What “given” means. P(A | B) is the probability of A given that B happened, equal to P(A and B) / P(B). Learning B shrinks the world to the B-cases and asks what fraction of those are also A. The denominator is the new, smaller world.
Read it off a two-way table. Restrict to the row or column of the given event, then divide. A screening table with 100 cases among 1,000 people gave P(positive | condition) = 0.80 but P(condition | positive) = 0.47.
P(A given B) is not P(B given A). This is the costliest error in the subject (base-rate neglect, the prosecutor’s fallacy). “Most sick people test positive” is not “most positives are sick.” Flipping the bar flips the denominator and changes the answer; the next lesson, Bayes, converts one direction into the other correctly.
The general multiplication rule. P(A and B) = P(B) x P(A | B), valid for any events. Two aces drawn without replacement: 4/52 x 3/51 = 1/221, because the second draw depends on the first.
Independence is a special case. A and B are independent exactly when P(A | B) = P(A), knowing B does not change A. Then the rule collapses to the simple P(A) x P(B) from the previous lesson.
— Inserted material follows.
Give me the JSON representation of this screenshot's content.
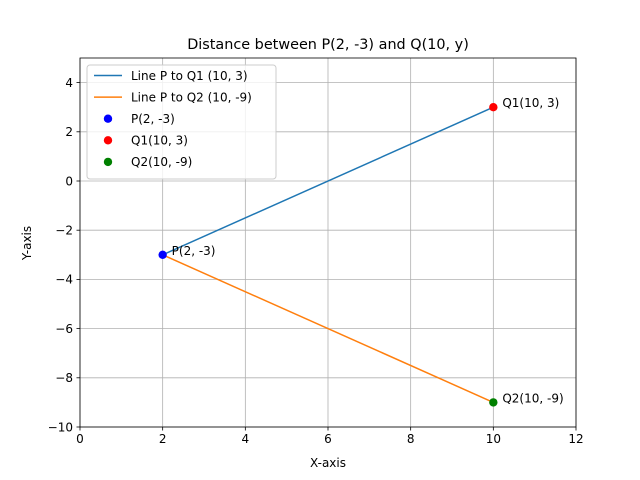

It is most of machine-learning prediction. A classifier estimates P(label | inputs); a language model computes P(next word | previous words) and samples. Conditional probability is the form prediction usually takes.

What changes for you

You gain the most useful single tool in probability and the reflex that protects you from its most common misuse. The tool: when something is already known, you condition on it, narrowing the world and recomputing. The reflex: whenever you meet a conditional claim (“X% of A are B,” “the chance of this given that”), you check which way the bar points before acting, because the flipped version is a different and often wildly different number. In an AI setting that reflex is what stops you from reading a model’s P(positive given sick) as P(sick given positive), the exact confusion the next lesson, Bayes’ theorem, exists to resolve.